According to the American Kennel Club, there are some specific items that you should have on hand for your new dog in case of a medical emergency or health issue. Just like humans, you should have a well-stocked medical kit for any unforeseen issues. Whether you end up needing to remove a splinter, or help with a tummy ache, there are several items you may want to have on hand:

  • Pet Emergency Guide – reference guide on first aid for dogs
  • Gauze
  • Non-Stick Bandages
  • Cotton Balls
  • Hydrogen Peroxide
  • Triple Antibiotic Ointment
  • Milk of Magnesia
  • Thermometer
  • Scissors
  • Tweezers
  • Magnifying Glass
  • Syringes
  • Flashlight
  • Towel
  • Soft Muzzle

As outlined in this checklist, there are many things to consider when it comes to whether or not you are ready for a new dog.
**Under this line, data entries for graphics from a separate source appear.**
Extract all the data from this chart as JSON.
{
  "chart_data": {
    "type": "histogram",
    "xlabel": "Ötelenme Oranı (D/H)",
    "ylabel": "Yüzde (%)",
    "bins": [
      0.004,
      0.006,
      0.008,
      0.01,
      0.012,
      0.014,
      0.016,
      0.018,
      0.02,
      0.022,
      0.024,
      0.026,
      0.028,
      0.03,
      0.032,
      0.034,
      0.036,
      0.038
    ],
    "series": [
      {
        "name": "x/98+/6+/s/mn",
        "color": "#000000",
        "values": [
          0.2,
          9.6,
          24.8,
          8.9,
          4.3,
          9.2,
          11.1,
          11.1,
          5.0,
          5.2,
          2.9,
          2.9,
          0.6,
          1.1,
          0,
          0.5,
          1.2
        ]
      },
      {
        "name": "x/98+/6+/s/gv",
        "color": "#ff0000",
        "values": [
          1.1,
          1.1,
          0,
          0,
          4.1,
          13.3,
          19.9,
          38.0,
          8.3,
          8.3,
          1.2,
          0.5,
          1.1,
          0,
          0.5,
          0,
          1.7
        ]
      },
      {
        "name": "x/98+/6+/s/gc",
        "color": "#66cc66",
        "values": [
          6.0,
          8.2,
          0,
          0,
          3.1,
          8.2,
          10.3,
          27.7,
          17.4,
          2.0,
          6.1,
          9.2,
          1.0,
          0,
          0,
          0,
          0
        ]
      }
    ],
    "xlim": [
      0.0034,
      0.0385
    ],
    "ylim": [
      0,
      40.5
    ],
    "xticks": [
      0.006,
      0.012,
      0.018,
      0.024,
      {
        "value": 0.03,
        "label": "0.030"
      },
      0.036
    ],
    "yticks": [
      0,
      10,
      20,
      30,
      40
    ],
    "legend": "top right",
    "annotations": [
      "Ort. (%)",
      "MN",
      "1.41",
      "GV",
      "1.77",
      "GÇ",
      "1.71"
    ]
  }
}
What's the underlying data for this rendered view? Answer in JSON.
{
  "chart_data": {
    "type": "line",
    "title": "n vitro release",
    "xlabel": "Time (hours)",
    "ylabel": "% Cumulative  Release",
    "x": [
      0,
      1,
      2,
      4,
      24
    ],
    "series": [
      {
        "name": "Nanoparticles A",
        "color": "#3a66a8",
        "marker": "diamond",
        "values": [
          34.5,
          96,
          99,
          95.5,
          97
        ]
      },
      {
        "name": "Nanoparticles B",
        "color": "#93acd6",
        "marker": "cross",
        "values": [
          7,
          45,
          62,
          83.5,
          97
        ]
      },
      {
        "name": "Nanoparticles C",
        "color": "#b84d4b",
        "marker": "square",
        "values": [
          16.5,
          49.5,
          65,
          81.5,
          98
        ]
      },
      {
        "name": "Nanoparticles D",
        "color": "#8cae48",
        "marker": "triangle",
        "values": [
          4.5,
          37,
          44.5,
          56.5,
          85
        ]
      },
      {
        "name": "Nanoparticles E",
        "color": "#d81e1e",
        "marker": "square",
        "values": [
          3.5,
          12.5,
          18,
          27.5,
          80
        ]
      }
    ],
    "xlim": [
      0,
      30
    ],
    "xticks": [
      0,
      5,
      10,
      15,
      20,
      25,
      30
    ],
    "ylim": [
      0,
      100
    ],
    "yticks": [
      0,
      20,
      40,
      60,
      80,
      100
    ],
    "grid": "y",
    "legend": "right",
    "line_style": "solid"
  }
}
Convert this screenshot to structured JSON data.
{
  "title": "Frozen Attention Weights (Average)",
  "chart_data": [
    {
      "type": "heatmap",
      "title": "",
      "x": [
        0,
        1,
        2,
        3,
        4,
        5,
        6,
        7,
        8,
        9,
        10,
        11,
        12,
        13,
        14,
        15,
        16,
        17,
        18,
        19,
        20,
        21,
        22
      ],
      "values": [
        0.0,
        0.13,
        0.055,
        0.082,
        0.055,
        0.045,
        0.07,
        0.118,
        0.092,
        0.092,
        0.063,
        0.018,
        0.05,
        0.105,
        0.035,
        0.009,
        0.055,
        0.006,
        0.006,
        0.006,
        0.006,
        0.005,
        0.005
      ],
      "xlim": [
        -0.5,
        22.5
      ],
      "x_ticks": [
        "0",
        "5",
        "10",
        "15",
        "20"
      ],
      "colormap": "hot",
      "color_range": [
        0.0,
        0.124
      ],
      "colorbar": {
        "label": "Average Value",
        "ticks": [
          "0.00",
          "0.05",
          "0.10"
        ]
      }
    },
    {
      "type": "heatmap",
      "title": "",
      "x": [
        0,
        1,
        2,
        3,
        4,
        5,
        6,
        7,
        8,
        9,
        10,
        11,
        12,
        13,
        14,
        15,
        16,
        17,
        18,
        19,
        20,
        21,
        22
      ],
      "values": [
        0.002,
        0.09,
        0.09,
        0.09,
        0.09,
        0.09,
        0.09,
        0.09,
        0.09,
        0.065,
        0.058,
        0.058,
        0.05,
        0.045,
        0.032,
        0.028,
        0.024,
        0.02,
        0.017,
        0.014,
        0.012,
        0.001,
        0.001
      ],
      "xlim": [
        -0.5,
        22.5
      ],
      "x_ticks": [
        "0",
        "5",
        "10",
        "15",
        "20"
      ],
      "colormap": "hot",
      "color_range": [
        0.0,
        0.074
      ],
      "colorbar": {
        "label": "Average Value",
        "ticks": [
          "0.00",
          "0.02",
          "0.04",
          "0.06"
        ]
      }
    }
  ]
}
Your new friend is going to be an integral part of your life, so make sure you take into consideration the other people in your life and how a new dog fits into that.

Also, remember that it is important to choose a type of dog that matches your lifestyle.

There are of course time and financial considerations when it comes to adding a new dog to your family and knowing that you can take care of all of these needs for over a decade is important.

Bringing home a dog though, can be extremely rewarding and fun.